In trials of vasospastic angina agents, the committee found no serious problems with the Cardio-Renal Division's policy of approval "of a drug for this indication after a single, short, placebo-controlled withdrawal trial" because VA is "rare" and "effective therapy (calcium-channel blockade) is well established." Committee member Fisher suggested that VA trials have three arms: placebo, the new drug and a calcium antagonist for interpretability of data. Borer replied that such a design would be "lovely" but should not be mandated.

The committee split on the question of expanding the drug tolerance section of the guidelines, including "the pharmacodynamics of drugs over time," "the scale of the dosing interval" and "the scale of time-in-trial." Lipicky declared that the next draft would "try to say something operational" and the committee did not make specific recommendations.

Wood expressed concern that a placebo-controlled withdrawal study, recommended in the guideline, would not be sufficient to determine tolerance. Nonetheless, he did not want the draft to go beyond "endorsing" studies of tolerance.

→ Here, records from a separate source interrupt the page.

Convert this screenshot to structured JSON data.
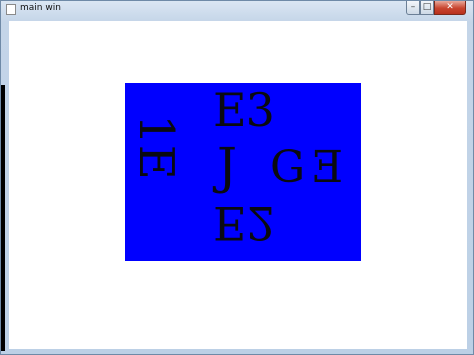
{
  "window": {
    "title": "main win",
    "controls": {
      "minimize": "–",
      "maximize": "□",
      "close": "✕"
    }
  },
  "canvas": {
    "background": "#0000ff",
    "glyphs": {
      "e3": "E3",
      "j": "J",
      "g": "G",
      "e_mirror": "E",
      "one_e": "1E",
      "e2": "E2"
    }
  }
}
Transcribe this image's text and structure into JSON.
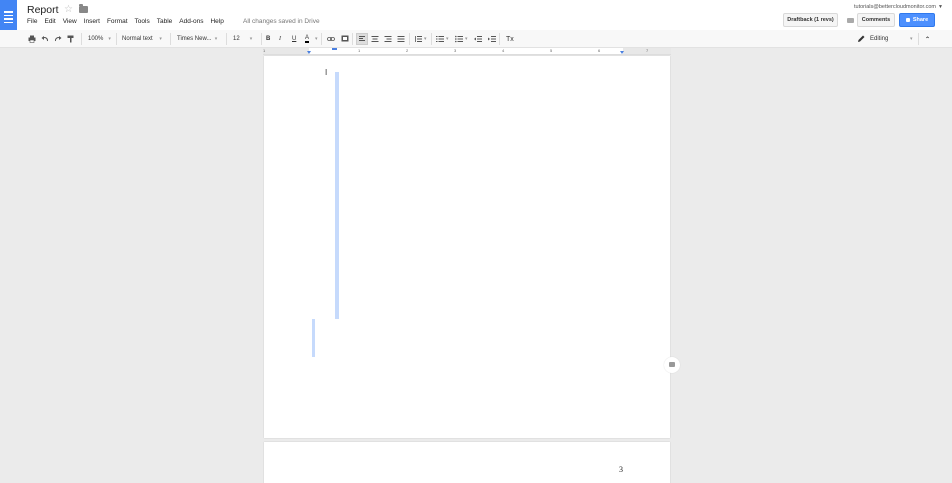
{
  "header": {
    "title": "Report",
    "star": "☆",
    "status": "All changes saved in Drive",
    "user_email": "tutorials@bettercloudmonitor.com",
    "user_dropdown": "▼",
    "draftback": "Draftback (1 revs)",
    "comments": "Comments",
    "share": "Share"
  },
  "menu": [
    "File",
    "Edit",
    "View",
    "Insert",
    "Format",
    "Tools",
    "Table",
    "Add-ons",
    "Help"
  ],
  "toolbar": {
    "zoom": "100%",
    "style": "Normal text",
    "font": "Times New...",
    "size": "12",
    "bold": "B",
    "italic": "I",
    "underline": "U",
    "text_color": "A",
    "clear_format": "Tx",
    "mode": "Editing",
    "dropdown": "▾",
    "collapse": "⌃"
  },
  "ruler": [
    "1",
    "1",
    "2",
    "3",
    "4",
    "5",
    "6",
    "7"
  ],
  "document": {
    "page_number": "3",
    "cursor": "I"
  },
  "colors": {
    "accent": "#4285f4",
    "share": "#4d90fe",
    "selection": "#c6dafc"
  }
}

FDA's final series of questions to the committee dealt with the current policy of requiring "that a new drug's effects (both beneficial and adverse) be described as functions of gender, race, age, and excretory function (renal and hepatic)." The committee agreed that they would "like to see diversity when appropriate," Anderson stated, but had varying impressions of what should be specifically required.

Thadani recommended listing populations studied or not studied in the labeling, but did not feel an application should be rejected if diversity was not sufficient to meet FDA's policy. He referred to the difficulty of including women in anti-anginal drug trials, because they are predominantly older and less active than men with angina and "hate" the treadmill test.

Committee member Cynthia Raehl, University of Wisconsin School of Pharmacy, thought the population the drug would be marketed to should be represented in trials. She suggested smaller pharmacokinetic/ pharmacodynamic studies to discover if subpopulations could be expected to react differently to a drug.

Borer posited that a sponsor merely needed to show that there was no harm to the listed subpopulations, while efficacy in subpopulations was "another question." He felt labeling restrictions would be sufficient penalty for under-representation while Phase IV requirements could remedy insufficient subpopulation data. Fisher, a biostatistician, noted that subgroup studies normally were at a lesser power, so the sponsor was really looking for "extremely big differences" in response. He felt "reasonable representation," explained "cogently" by the sponsor, would be a better standard than "proportional" representation of subpopulations.

The committee did not feel that "having final published antianginal guidelines" was a priority. FDA noted in meeting materials that the draft has been "freely available" and "guidance is implicitly provided by the public discussions of this committee."